​​Silver nanoparticles (Ag) are massively used for their antibacterial properties due to the release of silver in ionic form. Studies have estimated that we ingest between 1 and 80 μg of Ag per day. Moreover, medical devices such as catheters or burn dressings release silver nanoparticles into the bloodstream. To measure their impact on our health, researchers study the metabolism of silver nanoparticles in the liver. However, conventional human cell models do not allow for exhaustive in vitro study of nanoparticles. On the other hand, animal models bring little insight into the cellular and molecular mechanisms involved. 

Researchers at IRIG and ESRF Synchrotron in Grenoble, made use of an original 3D hepatocyte cellular model [1]. This bridges the gap between cellular and animal studies, by allowing for the observation in vitro of phenomena occurring in vivo that standard 2D cellular models cannot reproduce, such as the excretion of transformed nanomaterials in the bile. By combining several characterization techniques, such as X-ray fluorescence nano-imaging, X-ray absorption spectroscopy and electron microscopy, the researchers studied the behavior of nanoparticles in the liver [2]. Hepatocytes, the major of liver cells, were exposed to silver nanoparticles on the one hand, and to a silver salt on the other, in order to simulate injection or ingestion, respectively. X-ray and 3D electron microscopy images revealed silver diffusion into various intracellular compartments (cytosol, nuclei, ...); the images also showed silver accumulation in vacuoles (Figure A white arrow), and excretion into bile-collecting ducts (Figure B white arrow). Speciation analyses revealed the formation of both organic silver-sulfur AgS species, as previously observed in 2D cell cultures [3] and the formation of inorganic Ag₂​S species not observed previously. 

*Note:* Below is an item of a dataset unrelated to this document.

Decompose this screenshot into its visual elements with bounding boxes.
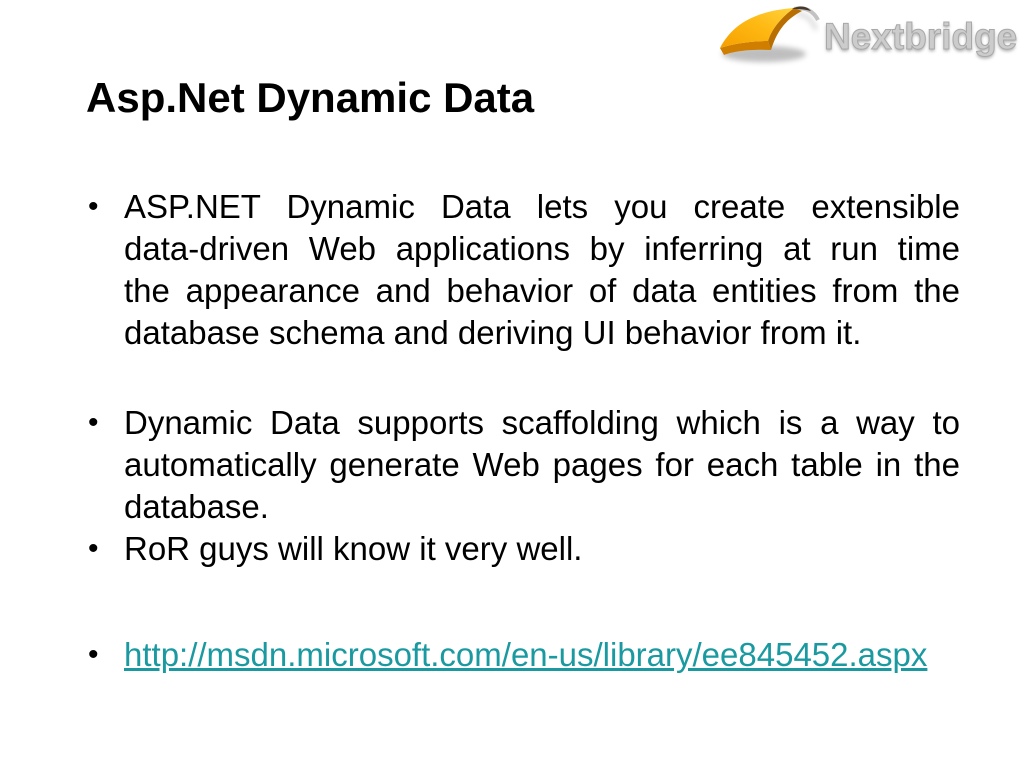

Using a pseudo-organ as cellular model and a customized combination of elemental and structural nano-imaging and atomic spectroscopy, this study reveals subcellular and molecular mechanisms linked to the human toxicity of a broadly used nanomaterial in the liver. These results allow us to better understand the effects on our health, and contribute to the development of safer nanomaterials.

Figure: Nano-XRF imaging data of hepatocyte spheroids exposed for 7 days to citrate-coated silver nanoparticles (A) or to AgNO₃ (B).